Nathan had only just celebrated his fourth birthday and I knew immediately that the task was going to be hard for a working man to raise a child, but I was determined to succeed.
So after a successful weeklong trial stay at Easter, Nathan moved to Wales to live with me.
That was eight years ago and I have never looked back.
He was – and still is – my joy, delight and pride.
From the early days of attending his every need such as wiping his bottom, cleaning his teeth and dressing him every morning, life has eased into the current state of pre-teen sulks and a sometimes ‘Kevin and Perry’ personality.
Along the way we have moved house four times, sat together and watched movies on the sofa, had friends for sleepovers and even lay on the lawn one evening to watch bats fly from their roosts.
He has also cared for me when I have been in bed with flu and sat by me in A&E holding my hand following an assault which left a temporal artery gushing blood from my forehead… he was only six years old and told me not to worry because “the doctors will make you better”.
In return I have taken him on bike rides in the local country park, played football and rugby in the garden, gone for walks in the forest and a week long holiday exploring caves and castles in the north of Scotland.
The highlights are too many to recount but top of them has to be him standing by my side last February as my Best Man at my wedding to my wife, Gill.
The pride and smile on his face will stay with me for the rest of my life.
My pride in him is manifold.
At primary school he excelled at almost every subject. He even wrote his first book! I beamed with delight when two teachers told me he was one of the most polite and well-mannered children they had taught.
His personality and confidence blossomed and was capped when he performed in the lead role of Prospero at his school’s production of the Tempest.
On leaving primary school his class teacher said: “I don’t know what I will do without him. I will miss him.”
He carried his enthusiasm for learning on to high school. He was placed in the top set for all his subjects based on his attainment. In his first half term in Year Seven he gained more merit points than any other pupil.

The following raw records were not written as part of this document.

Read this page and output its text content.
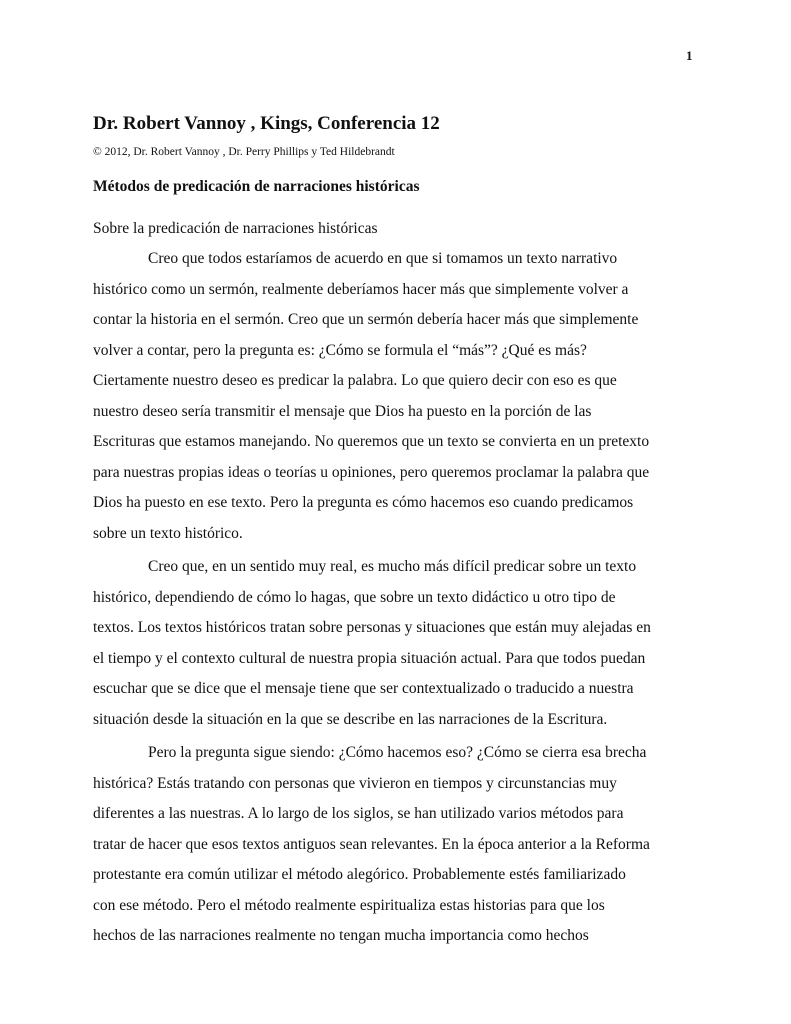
1
Dr. Robert Vannoy , Kings, Conferencia 12
© 2012, Dr. Robert Vannoy , Dr. Perry Phillips y Ted Hildebrandt
Métodos de predicación de narraciones históricas
Sobre la predicación de narraciones históricas
Creo que todos estaríamos de acuerdo en que si tomamos un texto narrativo
histórico como un sermón, realmente deberíamos hacer más que simplemente volver a
contar la historia en el sermón. Creo que un sermón debería hacer más que simplemente
volver a contar, pero la pregunta es: ¿Cómo se formula el “más”? ¿Qué es más?
Ciertamente nuestro deseo es predicar la palabra. Lo que quiero decir con eso es que
nuestro deseo sería transmitir el mensaje que Dios ha puesto en la porción de las
Escrituras que estamos manejando. No queremos que un texto se convierta en un pretexto
para nuestras propias ideas o teorías u opiniones, pero queremos proclamar la palabra que
Dios ha puesto en ese texto. Pero la pregunta es cómo hacemos eso cuando predicamos
sobre un texto histórico.
Creo que, en un sentido muy real, es mucho más difícil predicar sobre un texto
histórico, dependiendo de cómo lo hagas, que sobre un texto didáctico u otro tipo de
textos. Los textos históricos tratan sobre personas y situaciones que están muy alejadas en
el tiempo y el contexto cultural de nuestra propia situación actual. Para que todos puedan
escuchar que se dice que el mensaje tiene que ser contextualizado o traducido a nuestra
situación desde la situación en la que se describe en las narraciones de la Escritura.
Pero la pregunta sigue siendo: ¿Cómo hacemos eso? ¿Cómo se cierra esa brecha
histórica? Estás tratando con personas que vivieron en tiempos y circunstancias muy
diferentes a las nuestras. A lo largo de los siglos, se han utilizado varios métodos para
tratar de hacer que esos textos antiguos sean relevantes. En la época anterior a la Reforma
protestante era común utilizar el método alegórico. Probablemente estés familiarizado
con ese método. Pero el método realmente espiritualiza estas historias para que los
hechos de las narraciones realmente no tengan mucha importancia como hechos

He was rewarded by later being made a School Ambassador and given an Oscar at the Christmas award ceremony for being the highest achiever.
He continues to excel and has already gained three Platinum awards for his project work and continues as the top boy in school merit awards.
Outside school he has practised the Korean martial art of Taekwondo for the past four years and is now just two belts away from gaining the coveted Black Belt.
He has recently taken up rugby. In freezing rain and wind I smile and squirm when I see his small body throw itself to tackle boys who are six inches taller and a stone heavier than him. But he loves it.
Now if I can tear him away from his X-Box long enough I need to thank him for being such a wonderful son, thank him for accepting that his parents are divorced and his mum is 200 miles away and finally thank him for loving his step mum Gill.
I also need to tell him I am so proud of him, I love him and he has saved my life by proving I am a good dad and giving me a purpose once more.
The words of Kieran Halpin at the top of this piece ring so true… with each of my children I simply find another pocket of love.
Your pocket, Nathan, is right here by my side.